627.1
Reification: Reconstruction and Extension Of a Concept

Wednesday, July 16, 2014: 3:30 PM
Room: Booth 63
Oral Presentation
Michael J. THOMPSON , William Paterson University, Wayne, NJ
This paper will seek to reconstruct the concept of reification and extend it along three different social-theoretic lines. I argue that reification needs to be seen not simply as a the reduction of human relations to relations beyween things, but that it also constitutes a deep pathology in the capacity of individuals to conceive of the pathological nature of the social relations themselves. reification constitutes, on my reading, a cognitive defect wihin the thimnking subject and therefore as a pathology of epistemic, cognitive, and evaluative capacities of subjects. This renders them unable to perceive and understand the true nature of their social being and, as a result, they come to distort the social and material world of nature around them.
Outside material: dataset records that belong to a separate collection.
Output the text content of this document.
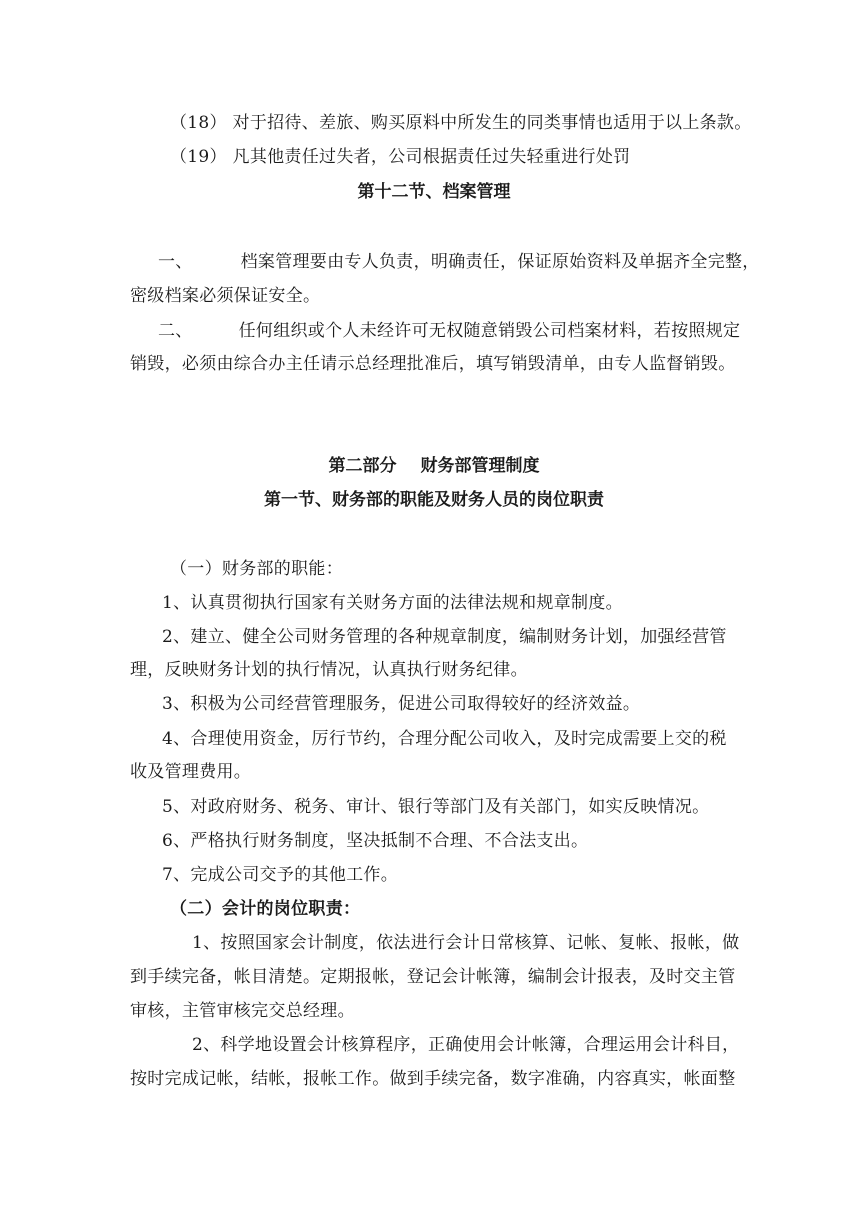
（18） 对于招待、差旅、购买原料中所发生的同类事情也适用于以上条款。
（19） 凡其他责任过失者，公司根据责任过失轻重进行处罚
第十二节、档案管理
一、	档案管理要由专人负责，明确责任，保证原始资料及单据齐全完整，
密级档案必须保证安全。
二、	任何组织或个人未经许可无权随意销毁公司档案材料，若按照规定
销毁，必须由综合办主任请示总经理批准后，填写销毁清单，由专人监督销毁。
第二部分 财务部管理制度
第一节、财务部的职能及财务人员的岗位职责
（一）财务部的职能：
1、认真贯彻执行国家有关财务方面的法律法规和规章制度。
2、建立、健全公司财务管理的各种规章制度，编制财务计划，加强经营管
理，反映财务计划的执行情况，认真执行财务纪律。
3、积极为公司经营管理服务，促进公司取得较好的经济效益。
4、合理使用资金，厉行节约，合理分配公司收入，及时完成需要上交的税
收及管理费用。
5、对政府财务、税务、审计、银行等部门及有关部门，如实反映情况。
6、严格执行财务制度，坚决抵制不合理、不合法支出。
7、完成公司交予的其他工作。
（二）会计的岗位职责：
1、按照国家会计制度，依法进行会计日常核算、记帐、复帐、报帐，做
到手续完备，帐目清楚。定期报帐，登记会计帐簿，编制会计报表，及时交主管
审核，主管审核完交总经理。
2、科学地设置会计核算程序，正确使用会计帐簿，合理运用会计科目，
按时完成记帐，结帐，报帐工作。做到手续完备，数字准确，内容真实，帐面整
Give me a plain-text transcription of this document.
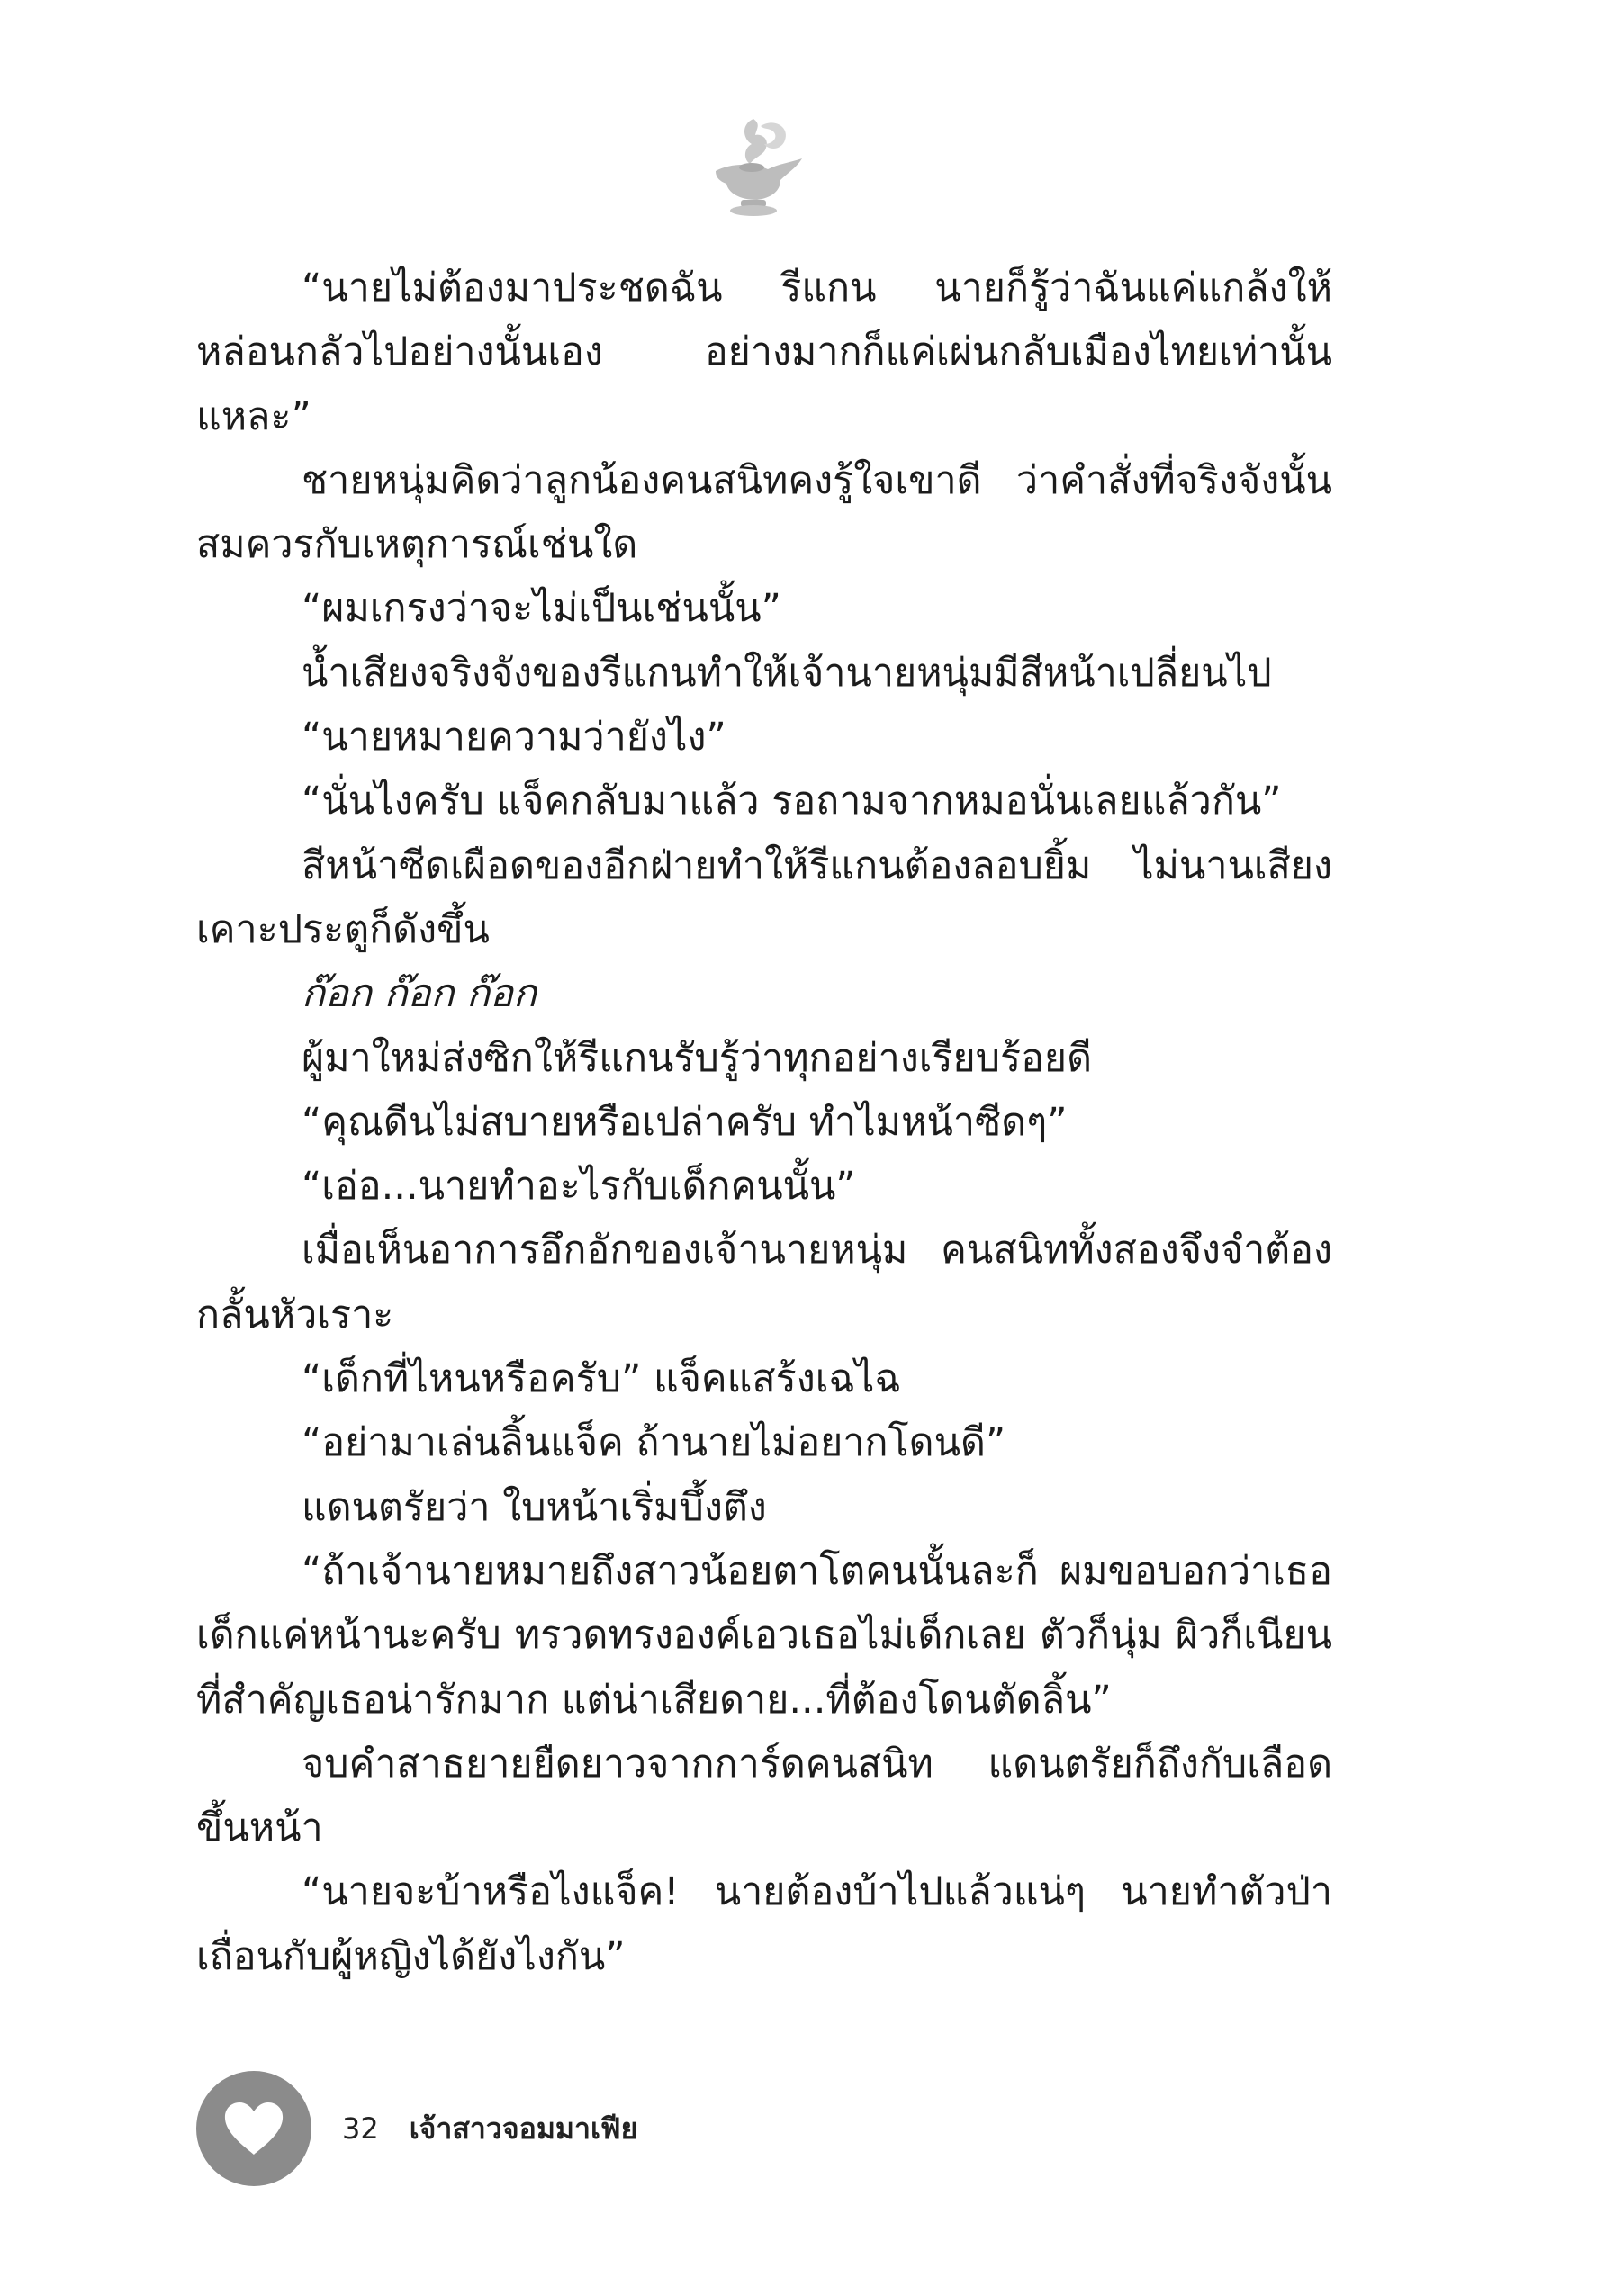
“นายไม่ต้องมาประชดฉัน รีแกน นายก็รู้ว่าฉันแค่แกล้งให้หล่อนกลัวไปอย่างนั้นเอง อย่างมากก็แค่เผ่นกลับเมืองไทยเท่านั้นแหละ”

ชายหนุ่มคิดว่าลูกน้องคนสนิทคงรู้ใจเขาดี ว่าคำสั่งที่จริงจังนั้นสมควรกับเหตุการณ์เช่นใด

“ผมเกรงว่าจะไม่เป็นเช่นนั้น”

น้ำเสียงจริงจังของรีแกนทำให้เจ้านายหนุ่มมีสีหน้าเปลี่ยนไป

“นายหมายความว่ายังไง”

“นั่นไงครับ แจ็คกลับมาแล้ว รอถามจากหมอนั่นเลยแล้วกัน”

สีหน้าซีดเผือดของอีกฝ่ายทำให้รีแกนต้องลอบยิ้ม ไม่นานเสียงเคาะประตูก็ดังขึ้น

ก๊อก ก๊อก ก๊อก

ผู้มาใหม่ส่งซิกให้รีแกนรับรู้ว่าทุกอย่างเรียบร้อยดี

“คุณดีนไม่สบายหรือเปล่าครับ ทำไมหน้าซีดๆ”

“เอ่อ...นายทำอะไรกับเด็กคนนั้น”

เมื่อเห็นอาการอึกอักของเจ้านายหนุ่ม คนสนิททั้งสองจึงจำต้องกลั้นหัวเราะ

“เด็กที่ไหนหรือครับ” แจ็คแสร้งเฉไฉ

“อย่ามาเล่นลิ้นแจ็ค ถ้านายไม่อยากโดนดี”

แดนตรัยว่า ใบหน้าเริ่มบึ้งตึง

“ถ้าเจ้านายหมายถึงสาวน้อยตาโตคนนั้นละก็ ผมขอบอกว่าเธอเด็กแค่หน้านะครับ ทรวดทรงองค์เอวเธอไม่เด็กเลย ตัวก็นุ่ม ผิวก็เนียน ที่สำคัญเธอน่ารักมาก แต่น่าเสียดาย...ที่ต้องโดนตัดลิ้น”

จบคำสาธยายยืดยาวจากการ์ดคนสนิท แดนตรัยก็ถึงกับเลือดขึ้นหน้า

“นายจะบ้าหรือไงแจ็ค! นายต้องบ้าไปแล้วแน่ๆ นายทำตัวป่าเถื่อนกับผู้หญิงได้ยังไงกัน”

32 เจ้าสาวจอมมาเฟีย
The depth of reification therefore leads us to an explanatory model of why indivuduals are susceptible to accepting forms of social power and domination that do not serve common public ends. There is, I suggest, a social ontology that is barred from their world-view due to the defective nature of reified thought. I take this theory to move against contemporary forms of Critical Theory such as Habermas and Honneth to bring us back to the more radical impulse of the Critical Theory tradition through a reworking of reification.